The new jail is right next to the old one and cost more than $8 million to build. But Sheriff Hubert Peterkin is looking forward to seeing the dollars starting to flow into his county instead of out of it now that he has extra space.
"Over the last year we spent almost $800,000 paying other counties to keep our overflow," Peterkin said. "The year before that, which was 2007, we was over $600,000 and the year before that, it's been at least a half-a-million for the past several years --at least a half million."
He'll no longer have to pay to house prisoners elsewhere, and neighboring Cumberland County makes extra money by taking prisoners from Fort Bragg and other agencies. Peterkin plans to start doing the same type of thing.
The county will also save money on gas. Some of the current inmates are housed in jails near the coast and have to be transported back and forth for court dates.
The new jail has all the latest gadgets to keep inmates and detention officers safe.
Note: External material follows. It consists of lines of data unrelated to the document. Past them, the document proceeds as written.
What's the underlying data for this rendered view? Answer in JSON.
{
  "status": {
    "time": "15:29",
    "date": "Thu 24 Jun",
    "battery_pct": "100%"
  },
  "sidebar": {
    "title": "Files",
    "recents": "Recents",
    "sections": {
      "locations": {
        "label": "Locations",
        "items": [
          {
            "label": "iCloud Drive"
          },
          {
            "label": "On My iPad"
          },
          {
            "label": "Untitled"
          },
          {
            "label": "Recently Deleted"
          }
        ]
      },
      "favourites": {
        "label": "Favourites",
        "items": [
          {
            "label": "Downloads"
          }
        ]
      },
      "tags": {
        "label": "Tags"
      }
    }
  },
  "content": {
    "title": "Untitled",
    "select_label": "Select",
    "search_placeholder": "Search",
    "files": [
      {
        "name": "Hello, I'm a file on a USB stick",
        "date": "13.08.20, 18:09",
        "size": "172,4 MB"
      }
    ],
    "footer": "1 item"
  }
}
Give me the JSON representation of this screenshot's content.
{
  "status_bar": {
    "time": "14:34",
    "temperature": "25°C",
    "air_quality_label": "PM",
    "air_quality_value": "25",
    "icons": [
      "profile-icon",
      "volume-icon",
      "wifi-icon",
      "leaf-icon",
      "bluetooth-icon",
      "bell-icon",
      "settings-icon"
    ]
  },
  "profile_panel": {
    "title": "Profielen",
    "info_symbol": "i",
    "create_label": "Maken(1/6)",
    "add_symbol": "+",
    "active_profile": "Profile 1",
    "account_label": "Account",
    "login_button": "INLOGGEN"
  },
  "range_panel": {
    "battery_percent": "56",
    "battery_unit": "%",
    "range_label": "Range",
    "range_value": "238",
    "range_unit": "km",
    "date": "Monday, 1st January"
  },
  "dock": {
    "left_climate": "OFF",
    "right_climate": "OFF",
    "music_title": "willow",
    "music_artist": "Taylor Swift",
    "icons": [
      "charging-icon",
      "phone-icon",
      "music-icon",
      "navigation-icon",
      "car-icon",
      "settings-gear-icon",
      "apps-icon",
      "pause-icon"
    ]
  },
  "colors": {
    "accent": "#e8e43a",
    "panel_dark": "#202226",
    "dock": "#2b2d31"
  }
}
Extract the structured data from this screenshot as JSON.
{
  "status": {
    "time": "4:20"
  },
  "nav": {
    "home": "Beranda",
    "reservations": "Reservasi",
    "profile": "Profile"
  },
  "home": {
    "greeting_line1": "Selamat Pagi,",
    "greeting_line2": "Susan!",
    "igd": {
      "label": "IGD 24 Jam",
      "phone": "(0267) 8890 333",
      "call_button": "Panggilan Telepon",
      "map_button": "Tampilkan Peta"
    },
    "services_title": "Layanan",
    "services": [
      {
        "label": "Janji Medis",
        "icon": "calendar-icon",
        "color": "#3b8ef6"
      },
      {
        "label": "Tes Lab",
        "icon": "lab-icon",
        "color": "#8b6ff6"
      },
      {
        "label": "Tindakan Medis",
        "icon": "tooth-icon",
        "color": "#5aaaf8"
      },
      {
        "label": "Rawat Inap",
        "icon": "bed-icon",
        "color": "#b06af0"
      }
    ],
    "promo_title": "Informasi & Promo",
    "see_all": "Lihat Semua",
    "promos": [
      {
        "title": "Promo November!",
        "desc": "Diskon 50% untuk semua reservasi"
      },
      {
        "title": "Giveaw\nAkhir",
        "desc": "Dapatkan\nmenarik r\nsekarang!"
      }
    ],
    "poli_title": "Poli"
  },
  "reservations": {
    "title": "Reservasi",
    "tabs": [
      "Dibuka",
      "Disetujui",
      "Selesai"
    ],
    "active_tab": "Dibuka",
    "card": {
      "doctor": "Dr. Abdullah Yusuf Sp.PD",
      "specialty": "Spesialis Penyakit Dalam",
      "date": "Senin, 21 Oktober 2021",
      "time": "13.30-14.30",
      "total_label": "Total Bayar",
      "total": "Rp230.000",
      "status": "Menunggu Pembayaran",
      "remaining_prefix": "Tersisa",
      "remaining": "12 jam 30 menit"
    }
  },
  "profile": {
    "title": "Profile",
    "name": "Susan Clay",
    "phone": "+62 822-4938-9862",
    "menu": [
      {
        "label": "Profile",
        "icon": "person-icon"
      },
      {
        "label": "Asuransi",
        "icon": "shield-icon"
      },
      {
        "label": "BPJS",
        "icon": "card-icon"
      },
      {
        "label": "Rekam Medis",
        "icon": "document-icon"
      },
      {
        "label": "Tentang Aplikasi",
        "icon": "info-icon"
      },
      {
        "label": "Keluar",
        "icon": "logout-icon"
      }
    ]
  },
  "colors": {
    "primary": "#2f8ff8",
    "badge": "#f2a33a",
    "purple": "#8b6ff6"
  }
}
"If we need to open up every single door, we can with just the push of a button," Peterkin said. "We can let the inmates out at the same time. And we also have an overflow outside fenced in that we will be able to let them out in the yard, if they need to get outside of the building."
The old jail has a history of inmates breaking out. The sheriff says that won't happen at the new jail.
"This is pretty much like a small prison," he said. "We call it a jail, but it's set up pretty much on a prison type concept. So the liability of them breaking out in the old facility was very high."
The jail was supposed to open last fall, but construction delays have pushed the opening to later this month. The sheriff's office also has to train its jail staff on how to use the new building.